Suppose I have the following code of an NLTK Naive Bayes Classifier.
It is a toy example of a sentiment analysis implementation.
import nltk
from nltk import NaiveBayesClassifier as nbc
from nltk.tokenize import word_tokenize
from itertools import chain
training_data = [('I love this sandwich.', 'pos'),
('This is an amazing place!', 'pos'),
('I feel very good about these beers.', 'pos'),
('This is my best work.', 'pos'),
("What an awesome view", 'pos'),
('I do not like this restaurant', 'neg'),
('I am tired of this stuff.', 'neg'),
("I can't deal with this", 'neg'),
('He is my sworn enemy!', 'neg'),
('My boss is horrible.', 'neg')]
vocabulary = set(chain(*[word_tokenize(i[0].lower()) for i in training_data]))
feature_set = [({i:(i in word_tokenize(sentence.lower())) for i in vocabulary},tag) for sentence, tag in training_data]
classifier = nbc.train(feature_set)
test_sentence = "This is the best band I've ever heard!"

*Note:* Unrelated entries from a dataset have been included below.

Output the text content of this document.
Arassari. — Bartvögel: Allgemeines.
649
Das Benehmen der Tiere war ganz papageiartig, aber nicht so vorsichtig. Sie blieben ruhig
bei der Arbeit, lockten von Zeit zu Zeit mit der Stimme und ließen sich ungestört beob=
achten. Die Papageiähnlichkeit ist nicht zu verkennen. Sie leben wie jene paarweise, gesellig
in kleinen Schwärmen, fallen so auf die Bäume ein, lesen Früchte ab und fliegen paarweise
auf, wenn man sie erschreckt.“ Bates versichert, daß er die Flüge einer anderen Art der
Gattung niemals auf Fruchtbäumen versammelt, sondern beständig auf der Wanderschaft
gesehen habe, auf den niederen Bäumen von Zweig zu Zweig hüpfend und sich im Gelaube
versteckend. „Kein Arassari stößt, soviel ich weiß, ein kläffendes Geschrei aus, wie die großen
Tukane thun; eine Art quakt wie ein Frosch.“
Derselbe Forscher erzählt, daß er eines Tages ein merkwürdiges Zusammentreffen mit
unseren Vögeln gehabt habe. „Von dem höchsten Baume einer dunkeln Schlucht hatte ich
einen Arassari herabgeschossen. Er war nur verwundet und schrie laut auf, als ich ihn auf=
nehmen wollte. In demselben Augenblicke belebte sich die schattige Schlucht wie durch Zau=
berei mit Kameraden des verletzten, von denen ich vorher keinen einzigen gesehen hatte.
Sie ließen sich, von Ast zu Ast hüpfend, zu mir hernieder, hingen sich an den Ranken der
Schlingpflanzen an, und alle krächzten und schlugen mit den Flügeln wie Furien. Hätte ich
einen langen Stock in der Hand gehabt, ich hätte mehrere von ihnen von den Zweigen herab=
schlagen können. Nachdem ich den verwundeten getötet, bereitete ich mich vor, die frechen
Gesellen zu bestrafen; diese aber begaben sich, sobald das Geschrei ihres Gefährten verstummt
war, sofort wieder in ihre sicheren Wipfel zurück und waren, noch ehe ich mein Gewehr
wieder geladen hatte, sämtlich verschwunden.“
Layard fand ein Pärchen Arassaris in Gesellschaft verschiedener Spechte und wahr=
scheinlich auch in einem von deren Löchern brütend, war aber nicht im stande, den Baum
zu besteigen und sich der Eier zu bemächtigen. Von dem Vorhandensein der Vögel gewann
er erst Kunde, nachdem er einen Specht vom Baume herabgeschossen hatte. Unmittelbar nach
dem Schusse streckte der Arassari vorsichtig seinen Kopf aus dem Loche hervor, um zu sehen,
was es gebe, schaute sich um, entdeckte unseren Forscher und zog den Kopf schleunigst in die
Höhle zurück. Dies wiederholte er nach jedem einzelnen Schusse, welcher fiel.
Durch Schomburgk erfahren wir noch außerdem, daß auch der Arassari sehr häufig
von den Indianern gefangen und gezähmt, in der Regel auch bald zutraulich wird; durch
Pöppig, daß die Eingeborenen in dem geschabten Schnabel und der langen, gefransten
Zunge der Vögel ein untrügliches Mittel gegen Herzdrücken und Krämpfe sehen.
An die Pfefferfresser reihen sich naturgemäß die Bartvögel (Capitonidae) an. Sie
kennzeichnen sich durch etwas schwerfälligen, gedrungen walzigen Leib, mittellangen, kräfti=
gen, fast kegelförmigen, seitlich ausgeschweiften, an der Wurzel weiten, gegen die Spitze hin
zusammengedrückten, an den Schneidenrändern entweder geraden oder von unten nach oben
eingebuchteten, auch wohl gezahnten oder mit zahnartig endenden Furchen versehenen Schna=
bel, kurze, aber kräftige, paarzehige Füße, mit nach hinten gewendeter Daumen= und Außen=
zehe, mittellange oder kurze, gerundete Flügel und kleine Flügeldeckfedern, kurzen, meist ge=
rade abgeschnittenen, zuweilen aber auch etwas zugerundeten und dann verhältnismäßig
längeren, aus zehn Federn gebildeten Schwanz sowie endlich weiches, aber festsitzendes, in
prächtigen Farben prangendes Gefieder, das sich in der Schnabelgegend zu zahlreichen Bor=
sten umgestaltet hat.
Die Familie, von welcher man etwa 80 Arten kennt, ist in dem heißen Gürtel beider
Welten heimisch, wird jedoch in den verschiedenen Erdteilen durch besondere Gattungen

featurized_test_sentence = {i:(i in word_tokenize(test_sentence.lower())) for i in vocabulary}
test_sentence1 = "Sun rises in the east"
featurized_test_sentence1 = {i:(i in word_tokenize(test_sentence.lower())) for i in vocabulary}
tag=classifier.classify(featurized_test_sentence)
print "TP:",tag
tag1=classifier.classify(featurized_test_sentence1)
print "FP:",tag1
Now the first test sentence is giving us the tag value “pos”, which is a TP. But the second test example is giving us the tag value “pos”, which is FP.
My objective is if I have a very unknown application sentence which may not be anywhere near in the training set which may be FP, how I may detect it automatically.
Confusion matrix, show_most_informative_features(), prob_classify() is not helping me.